The making of Underworld - A 12-minute featurette, clearly made for TV, which touches briefly on most aspects of the production but fails to provide any real in-depth information. It mostly takes the form of interviews intercut with footage from the film and, especially in the first few minutes, the majority of the people interviewed spew out all sorts of praise for each other and for the "masterpiece" they feel they have created.
Creature effects featurette - Put together by the film's director and producers, this 12-minute featurette goes into a considerable amount of detail, looking at how the make-up and animatronics are created and applied. It is quite interesting to see some of the early tests that were done, including an amusing clip showing someone walking around on the extended stilts that would eventually end up being used to create the werewolves' legs.
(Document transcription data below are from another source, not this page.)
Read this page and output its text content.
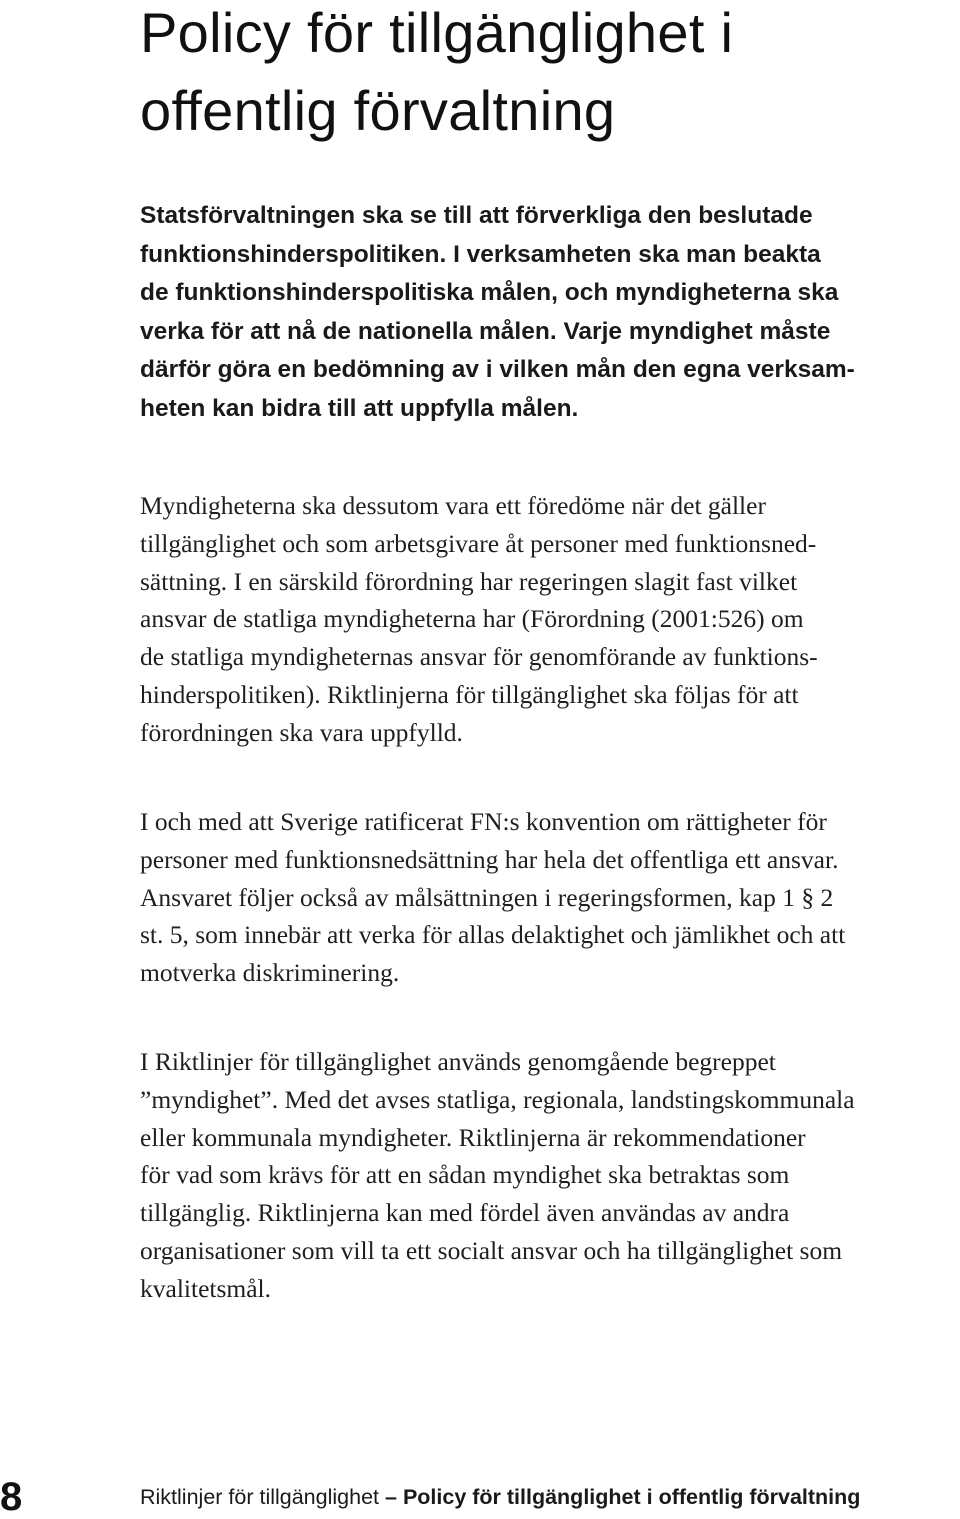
Policy för tillgänglighet i
offentlig förvaltning

Statsförvaltningen ska se till att förverkliga den beslutade
funktionshinderspolitiken. I verksamheten ska man beakta
de funktionshinderspolitiska målen, och myndigheterna ska
verka för att nå de nationella målen. Varje myndighet måste
därför göra en bedömning av i vilken mån den egna verksam-
heten kan bidra till att uppfylla målen.

Myndigheterna ska dessutom vara ett föredöme när det gäller
tillgänglighet och som arbetsgivare åt personer med funktionsned-
sättning. I en särskild förordning har regeringen slagit fast vilket
ansvar de statliga myndigheterna har (Förordning (2001:526) om
de statliga myndigheternas ansvar för genomförande av funktions-
hinderspolitiken). Riktlinjerna för tillgänglighet ska följas för att
förordningen ska vara uppfylld.

I och med att Sverige ratificerat FN:s konvention om rättigheter för
personer med funktionsnedsättning har hela det offentliga ett ansvar.
Ansvaret följer också av målsättningen i regeringsformen, kap 1 § 2
st. 5, som innebär att verka för allas delaktighet och jämlikhet och att
motverka diskriminering.

I Riktlinjer för tillgänglighet används genomgående begreppet
”myndighet”. Med det avses statliga, regionala, landstingskommunala
eller kommunala myndigheter. Riktlinjerna är rekommendationer
för vad som krävs för att en sådan myndighet ska betraktas som
tillgänglig. Riktlinjerna kan med fördel även användas av andra
organisationer som vill ta ett socialt ansvar och ha tillgänglighet som
kvalitetsmål.

8	Riktlinjer för tillgänglighet – Policy för tillgänglighet i offentlig förvaltning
Stunts featurette - Along the same lines as the previous featurette, this brief 11-minute look at the stunts of the film packs in a decent amount of information and behind the scenes footage.
Sights and sounds featurette - This is esentially a 9-minute reel of behind the scenes footage, consisting of clips of scenes being set up, scenes being performed and various crew members goofing off in front of the camera.
Music video - A nondescript music video featuring a band I have never heard of intercut with footage from the film.
Storyboard comparison - A split-screen comparison of a number of scenes, showing both the storyboard drawings and the finished version. It's quite surprising to see just how much the final product differs from the initial blueprints, especially in terms of camera angles used.
The original theatrical trailer and two TV spots are also provided, as well as trailers for The Forsaken, John Carpenter's Vampires, Vampires: Los Muertos, Resident Evil and Resident Evil 2: Apocalypse.
Underworld, while not a masterpiece, is a relatively enjoyable and stylish movie that makes the most of its somewhat low budget. Even if you didn't particularly enjoy the film itself, the audio-visual presentation is so good that it might be worth buying on that merit alone, especially considering that a title like this is likely to be available at a good discount before the year is out.